Wednesday, 13 August 2014

Down with league tables

When I was a new parent anxiously seeking a school for my precious firstborn there was nothing in my life that was more important than an Ofsted reports and league tables. I spent weeks poring over the reports for each potential school, instantly scorning any establishment that fell too far down the table or gained less than an Outstanding grade. Obviously nothing but the best would be good enough for my child genius in the making.

We drove all over the surrounding counties viewing houses situated in the elusive catchment areas for  these rarefied establishments. One parent I knew bought a house for over six figures just so she could be down the road from her local Outstanding state school. Even we, who were in a much less lofty financial position, eventually sold our house to secure a place at a top rated school. Other, much more sensible, parents let their own houses and decamped to rental properties to the same end.

Nothing was more important when it came to judging a school than what those all-knowing inspectors from Ofsted had to say about it. If these experts judged a school to be Outstanding then surely it must be?

Well you would like to think so, but bitter experience has taught me that perhaps such slavish following of Ofsted's advice puts parents in a rather less informed position than they might expect. You see, while Ofsted is very concerned about how many children turn up at school on time, about whether homework is marked promptly and whether the school communicates (i.e. sends home endless letters) well, there are certain areas where it appears to be blind.

This I learnt when my own sons' once Outstanding school was brutally downgraded to Needs Improvement last year. I suspect this was in part due to a general feeling from those in power that state schools needed a good slapping, after all those pesky teachers will keep striking, but it also seemed to be due to a distinct lack of interest by the inspectors in anything other than ticking boxes.

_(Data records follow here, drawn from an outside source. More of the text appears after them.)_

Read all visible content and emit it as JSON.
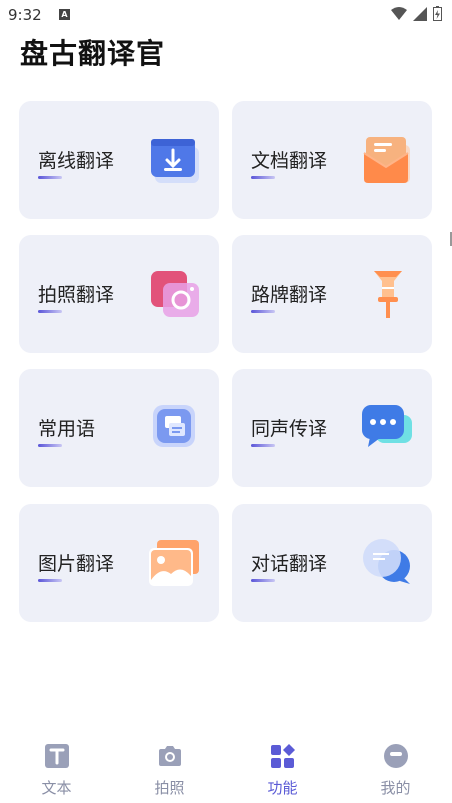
{
  "status_bar": {
    "time": "9:32",
    "a_badge": "A",
    "icons": [
      "wifi-icon",
      "signal-icon",
      "battery-icon"
    ]
  },
  "app_title": "盘古翻译官",
  "cards": [
    {
      "label": "离线翻译",
      "icon": "offline-download-icon"
    },
    {
      "label": "文档翻译",
      "icon": "document-envelope-icon"
    },
    {
      "label": "拍照翻译",
      "icon": "photo-camera-icon"
    },
    {
      "label": "路牌翻译",
      "icon": "road-sign-icon"
    },
    {
      "label": "常用语",
      "icon": "phrase-card-icon"
    },
    {
      "label": "同声传译",
      "icon": "chat-bubble-icon"
    },
    {
      "label": "图片翻译",
      "icon": "image-picture-icon"
    },
    {
      "label": "对话翻译",
      "icon": "dialogue-bubbles-icon"
    }
  ],
  "bottom_nav": {
    "active": "功能",
    "items": [
      {
        "label": "文本",
        "icon": "text-t-icon"
      },
      {
        "label": "拍照",
        "icon": "camera-icon"
      },
      {
        "label": "功能",
        "icon": "grid-functions-icon"
      },
      {
        "label": "我的",
        "icon": "profile-face-icon"
      }
    ]
  },
  "colors": {
    "accent": "#5b5bd6",
    "card_bg": "#eef0f8",
    "nav_inactive": "#8a8fa6"
  }
}
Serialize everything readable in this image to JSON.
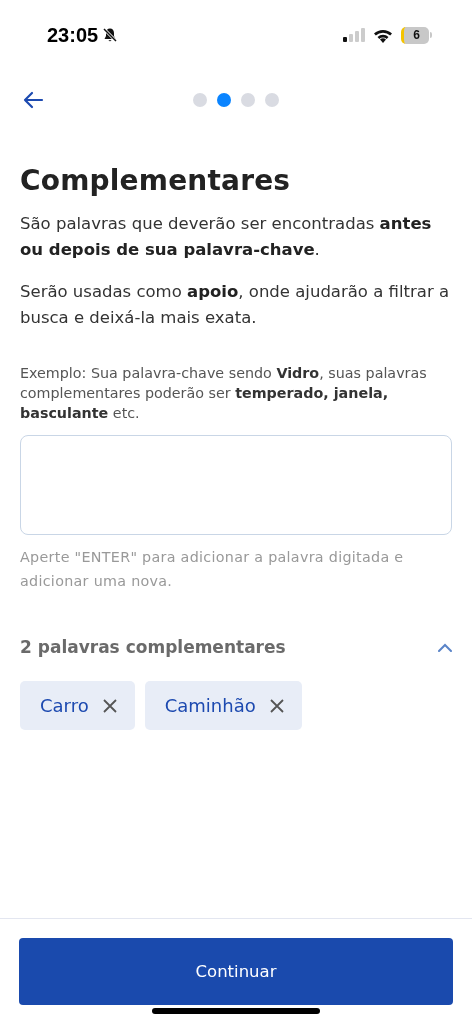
{
  "status_bar": {
    "time": "23:05",
    "battery": "6"
  },
  "stepper": [
    {
      "selected": false
    },
    {
      "selected": true
    },
    {
      "selected": false
    },
    {
      "selected": false
    }
  ],
  "title": "Complementares",
  "paragraphs": [
    "São palavras que deverão ser encontradas **antes ou depois de sua palavra-chave**.",
    "Serão usadas como **apoio**, onde ajudarão a filtrar a busca e deixá-la mais exata."
  ],
  "example": "Exemplo: Sua palavra-chave sendo **Vidro**, suas palavras complementares poderão ser **temperado, janela, basculante** etc.",
  "hint": "Aperte \"ENTER\" para adicionar a palavra digitada e adicionar uma nova.",
  "keywords": {
    "heading": "2 palavras complementares",
    "expanded": true,
    "tags": [
      {
        "label": "Carro"
      },
      {
        "label": "Caminhão"
      }
    ]
  },
  "continue_button": "Continuar"
}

Was attendance high? Were targets clearly set and met? What were the standards reached in core subjects and what was the quality of teaching in an individual class? All important questions, but the answers only cover a fraction of what a school actually does every day. You see my sons' primary school didn't nosedive over night, it was still the same school we'd chosen all those years ago but Ofsted simply couldn't see any of it's qualities as it was too busy with its pen hovering to answer formulaic questions.

While no school is perfect, and ours certainly had plenty of flaws that might well mean it deserved to lose it's Outstanding crown, it wasn't and isn't a school limping along in desperate need of assistance. It struggles thanks to a demographic that increasingly has English as a second language, but it also succeeds in areas that were clearly of no interest to Ofsted, but might be crucial to a parent choosing the right school for their child.

This is why I greet the news today that secondary school headmasters are striking back with their own alternative league tables  that will allow parents an insight not only into what exam results a school achieves, but the culture of a school as expressed by the extras it offers. The rich extracurricular banquet from which league tables and Ofsted reports puritanically abstain.

For example at my boys' school there is a gold medal winning string orchestra, which plays like a choir of angels. This orchestra is made up of a rag tag of pupils, mostly playing rented instruments all of whom are coached for nothing by a dedicated and talented parent at 8am before school. Now that really is outstanding, but Ofsted doesn't even know it exists and it wins no points in a league table.

There's are also sports and art, chess and computing clubs, mostly provided for virtually nothing by selfless parents and teachers. There are trips to the theatre and visits from national theatre groups, there are plays and concerts, talent shows and baking competitions. There is a huge and rich culture to which a table of results pays no attention whatsoever.

These are the things that really make a school outstanding to attend. It is impossible to ride high in academic league tables when your pupils are pulled from immigrant communities who are more concerned with actually finding their feet in a new country, than with arriving at school on time. When the language spoken at school is rarely the Queen's English and when many parents don't understand the first thing about the British education system.

But while it might not be able to serve up the top grades parents think a school should be judged on, it is important not to dismiss a school out of hand. Just because only a minority achieve top marks, doesn't mean that it is impossible to do so, it might just mean that for a majority of the children simply understanding the lessons is a achievement alone as they only just learning to speak English.

Equally while education is about learning, it's also about enriching a child's life. That, I believe, is delivered by schools in a myriad of ways from drama to trips, music to sports, pastoral care to community events and even the chance to mix with those children from different cultures and backgrounds who are the very reason a school might not top the league tables. In my opinion these should be far more important when you choose as school than whether it has good attendance figures!